Snake Bites. Each year hundreds of pets come into contact with venomous animals. As we continue to venture forth into the wilderness, veterinarian, Dr Carol Osborne offers tips to help make hiking safe for you and your pet this summer. In general, most North American snakes are timid and naturally avoid pets and people. However, dogs and cats are often intrigued by snakes and enjoy harassing them, inviting a bite.
Minimize your dog’s exposure to snakes by staying on cleared, open paths while hiking. Keep your dog on a leash and don’t let him dig under rocks, logs, or explore holes. If you do encounter a snake or hear the distinctive rattle of the rattlesnake, try to figure out where the snake is, then quickly and quietly move away. Keep your dog on a leash at your side until you both are a good distance away from the snake. Most snakes can strike at a distance of about half of their body length. Given the opportunity, most snakes will simply leave the area, wanting to avoid interaction with you and your pet.
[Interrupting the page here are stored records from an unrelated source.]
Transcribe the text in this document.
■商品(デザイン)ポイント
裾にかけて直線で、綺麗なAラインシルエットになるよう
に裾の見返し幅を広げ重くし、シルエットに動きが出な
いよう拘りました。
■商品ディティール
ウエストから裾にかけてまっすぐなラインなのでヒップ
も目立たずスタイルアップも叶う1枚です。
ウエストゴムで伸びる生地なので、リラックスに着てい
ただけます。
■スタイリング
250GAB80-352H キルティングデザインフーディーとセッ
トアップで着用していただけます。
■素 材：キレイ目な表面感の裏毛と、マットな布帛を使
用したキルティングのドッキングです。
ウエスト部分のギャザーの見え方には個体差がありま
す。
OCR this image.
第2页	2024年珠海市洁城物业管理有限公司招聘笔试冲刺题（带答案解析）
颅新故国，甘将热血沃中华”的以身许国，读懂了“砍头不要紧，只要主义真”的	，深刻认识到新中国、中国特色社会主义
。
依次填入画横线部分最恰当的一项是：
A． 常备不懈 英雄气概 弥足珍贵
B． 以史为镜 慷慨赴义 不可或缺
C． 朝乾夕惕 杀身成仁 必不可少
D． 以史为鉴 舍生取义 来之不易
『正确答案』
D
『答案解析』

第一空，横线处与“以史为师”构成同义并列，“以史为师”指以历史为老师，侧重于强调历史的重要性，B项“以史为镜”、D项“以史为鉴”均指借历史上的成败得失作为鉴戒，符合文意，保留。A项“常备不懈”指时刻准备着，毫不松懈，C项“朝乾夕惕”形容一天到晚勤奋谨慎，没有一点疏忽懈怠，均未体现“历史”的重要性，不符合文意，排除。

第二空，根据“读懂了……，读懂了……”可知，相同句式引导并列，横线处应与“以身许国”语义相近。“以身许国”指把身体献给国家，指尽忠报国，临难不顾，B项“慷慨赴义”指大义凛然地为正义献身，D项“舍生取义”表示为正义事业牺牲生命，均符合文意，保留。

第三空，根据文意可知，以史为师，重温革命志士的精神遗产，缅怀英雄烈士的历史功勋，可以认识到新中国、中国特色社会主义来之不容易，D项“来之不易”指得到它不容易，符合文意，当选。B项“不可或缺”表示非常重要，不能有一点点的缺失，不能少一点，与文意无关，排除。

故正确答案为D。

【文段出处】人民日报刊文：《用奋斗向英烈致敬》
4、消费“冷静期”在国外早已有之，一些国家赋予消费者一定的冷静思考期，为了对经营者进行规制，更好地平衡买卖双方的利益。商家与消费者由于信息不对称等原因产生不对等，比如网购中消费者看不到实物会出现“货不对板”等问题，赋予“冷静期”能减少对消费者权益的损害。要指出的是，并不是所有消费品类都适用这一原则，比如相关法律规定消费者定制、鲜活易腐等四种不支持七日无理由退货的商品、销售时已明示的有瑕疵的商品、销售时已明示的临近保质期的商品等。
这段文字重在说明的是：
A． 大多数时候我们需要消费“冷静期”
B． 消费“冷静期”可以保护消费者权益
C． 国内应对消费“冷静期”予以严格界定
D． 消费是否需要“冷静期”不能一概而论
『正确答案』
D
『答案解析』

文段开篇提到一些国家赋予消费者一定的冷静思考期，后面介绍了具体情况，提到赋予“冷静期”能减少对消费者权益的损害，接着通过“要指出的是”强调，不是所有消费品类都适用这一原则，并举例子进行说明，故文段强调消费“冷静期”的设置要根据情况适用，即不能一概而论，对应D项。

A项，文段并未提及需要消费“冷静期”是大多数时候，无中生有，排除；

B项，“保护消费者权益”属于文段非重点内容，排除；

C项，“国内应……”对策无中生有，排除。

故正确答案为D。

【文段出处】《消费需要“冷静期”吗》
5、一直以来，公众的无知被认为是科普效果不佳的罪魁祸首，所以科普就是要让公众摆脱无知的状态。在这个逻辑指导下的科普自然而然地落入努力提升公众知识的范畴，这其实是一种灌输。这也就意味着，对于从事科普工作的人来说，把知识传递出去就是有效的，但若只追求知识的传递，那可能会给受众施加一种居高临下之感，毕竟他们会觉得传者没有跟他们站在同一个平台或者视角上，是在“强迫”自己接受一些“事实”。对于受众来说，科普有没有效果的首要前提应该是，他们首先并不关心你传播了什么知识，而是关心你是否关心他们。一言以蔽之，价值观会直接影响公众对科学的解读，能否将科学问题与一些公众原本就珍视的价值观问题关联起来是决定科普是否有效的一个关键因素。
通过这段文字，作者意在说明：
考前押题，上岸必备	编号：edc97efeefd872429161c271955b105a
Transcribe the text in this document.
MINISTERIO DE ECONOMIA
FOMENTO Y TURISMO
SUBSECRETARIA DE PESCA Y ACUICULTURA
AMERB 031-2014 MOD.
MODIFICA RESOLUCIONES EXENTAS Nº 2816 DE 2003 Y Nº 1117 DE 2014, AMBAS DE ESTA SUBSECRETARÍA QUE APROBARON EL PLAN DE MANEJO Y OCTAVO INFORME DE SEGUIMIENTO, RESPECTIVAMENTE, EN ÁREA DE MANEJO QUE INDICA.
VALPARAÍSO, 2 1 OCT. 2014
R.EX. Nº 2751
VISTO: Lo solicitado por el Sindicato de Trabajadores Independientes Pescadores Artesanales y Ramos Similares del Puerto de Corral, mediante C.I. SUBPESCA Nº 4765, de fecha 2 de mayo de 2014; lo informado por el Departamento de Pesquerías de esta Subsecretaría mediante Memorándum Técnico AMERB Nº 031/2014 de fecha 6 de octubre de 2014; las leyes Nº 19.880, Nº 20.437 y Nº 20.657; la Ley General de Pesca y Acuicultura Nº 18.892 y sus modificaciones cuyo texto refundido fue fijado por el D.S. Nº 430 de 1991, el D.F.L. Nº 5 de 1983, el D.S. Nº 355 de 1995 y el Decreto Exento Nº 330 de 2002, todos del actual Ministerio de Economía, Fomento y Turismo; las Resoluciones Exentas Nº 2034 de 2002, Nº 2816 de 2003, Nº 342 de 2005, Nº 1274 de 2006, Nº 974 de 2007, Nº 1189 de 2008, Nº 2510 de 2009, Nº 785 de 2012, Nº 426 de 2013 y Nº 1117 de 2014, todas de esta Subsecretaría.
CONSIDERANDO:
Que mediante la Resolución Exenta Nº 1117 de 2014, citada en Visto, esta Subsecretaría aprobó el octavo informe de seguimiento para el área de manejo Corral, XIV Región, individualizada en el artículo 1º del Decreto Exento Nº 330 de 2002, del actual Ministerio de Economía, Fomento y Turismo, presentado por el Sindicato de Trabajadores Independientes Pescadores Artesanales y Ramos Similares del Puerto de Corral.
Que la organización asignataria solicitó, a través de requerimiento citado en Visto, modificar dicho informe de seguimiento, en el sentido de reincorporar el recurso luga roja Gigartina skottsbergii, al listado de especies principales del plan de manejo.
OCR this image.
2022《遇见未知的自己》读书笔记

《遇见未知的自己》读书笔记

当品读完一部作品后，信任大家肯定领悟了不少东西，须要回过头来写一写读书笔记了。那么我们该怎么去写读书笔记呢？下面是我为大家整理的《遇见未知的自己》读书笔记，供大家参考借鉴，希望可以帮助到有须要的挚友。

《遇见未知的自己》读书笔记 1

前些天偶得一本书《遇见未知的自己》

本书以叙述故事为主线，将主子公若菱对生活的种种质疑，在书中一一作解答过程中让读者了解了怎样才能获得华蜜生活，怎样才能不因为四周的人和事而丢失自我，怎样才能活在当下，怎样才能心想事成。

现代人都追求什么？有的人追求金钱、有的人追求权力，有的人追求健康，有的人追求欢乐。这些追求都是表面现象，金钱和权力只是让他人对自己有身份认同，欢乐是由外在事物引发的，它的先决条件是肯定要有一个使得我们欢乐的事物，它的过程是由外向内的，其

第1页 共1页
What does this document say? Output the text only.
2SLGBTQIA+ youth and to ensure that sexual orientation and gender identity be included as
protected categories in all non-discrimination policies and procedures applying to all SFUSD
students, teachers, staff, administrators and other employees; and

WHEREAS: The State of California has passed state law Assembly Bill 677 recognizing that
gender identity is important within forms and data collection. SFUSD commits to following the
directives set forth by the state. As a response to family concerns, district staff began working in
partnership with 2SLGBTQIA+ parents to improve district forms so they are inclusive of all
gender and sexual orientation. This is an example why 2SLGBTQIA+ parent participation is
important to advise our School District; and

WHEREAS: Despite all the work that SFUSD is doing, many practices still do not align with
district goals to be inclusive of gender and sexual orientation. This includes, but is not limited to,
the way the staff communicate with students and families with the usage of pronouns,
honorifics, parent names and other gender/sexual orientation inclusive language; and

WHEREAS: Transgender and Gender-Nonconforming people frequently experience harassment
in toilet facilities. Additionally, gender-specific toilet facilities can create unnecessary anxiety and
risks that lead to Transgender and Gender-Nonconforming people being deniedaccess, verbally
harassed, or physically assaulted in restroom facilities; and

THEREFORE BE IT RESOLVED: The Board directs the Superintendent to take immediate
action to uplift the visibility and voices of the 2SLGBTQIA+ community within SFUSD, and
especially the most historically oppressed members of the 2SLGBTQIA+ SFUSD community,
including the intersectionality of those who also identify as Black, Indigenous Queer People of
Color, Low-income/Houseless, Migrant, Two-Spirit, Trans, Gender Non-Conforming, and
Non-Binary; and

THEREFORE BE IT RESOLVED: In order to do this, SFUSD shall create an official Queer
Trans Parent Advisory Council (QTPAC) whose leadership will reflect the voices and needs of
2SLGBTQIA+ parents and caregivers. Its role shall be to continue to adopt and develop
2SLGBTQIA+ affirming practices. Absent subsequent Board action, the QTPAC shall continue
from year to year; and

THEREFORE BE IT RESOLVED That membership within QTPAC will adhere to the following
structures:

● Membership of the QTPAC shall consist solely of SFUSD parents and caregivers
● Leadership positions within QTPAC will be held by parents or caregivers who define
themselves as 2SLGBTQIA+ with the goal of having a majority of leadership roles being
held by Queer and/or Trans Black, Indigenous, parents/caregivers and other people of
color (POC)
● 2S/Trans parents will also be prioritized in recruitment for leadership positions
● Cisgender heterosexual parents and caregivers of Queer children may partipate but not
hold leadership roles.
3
Many species of snakes, particularly rattlesnakes, are more active at night. Avoid evening hikes in areas where these animals are prevalent. Recently, a rattlesnake venom vaccine has been created for dogs. The theory is that utilizing a rattlesnake venom vaccine will allow the dog to have protective antibodies available immediately and allow for neutralization of the venom. Red Rock Biologics, the company that created the vaccine, states that vaccinated dogs, on average, will have antibody levels comparable to treatment with three vials of antivenin.
Any pet bitten by a snake should be seen by a veterinarian immediately. Several factors, such as the species of snake and amount of venom injected, could affect the outcome, even with a vaccinated pet. Although anecdotal evidence from veterinarians in rattlesnake endemic areas is supportive of the vaccine, many veterinary teaching hospitals are urging caution in its use.
In some cases, dogs with snake bites are treated only with supportive care and in others, antivenin is used. Antivenin for pets can exceed $800 per treatment and may not be readily available.
Some veterinary experts recommend training your dog to avoid snakes. This type of training could be very useful, but, like many training regimens, most dogs will need routine refresher courses.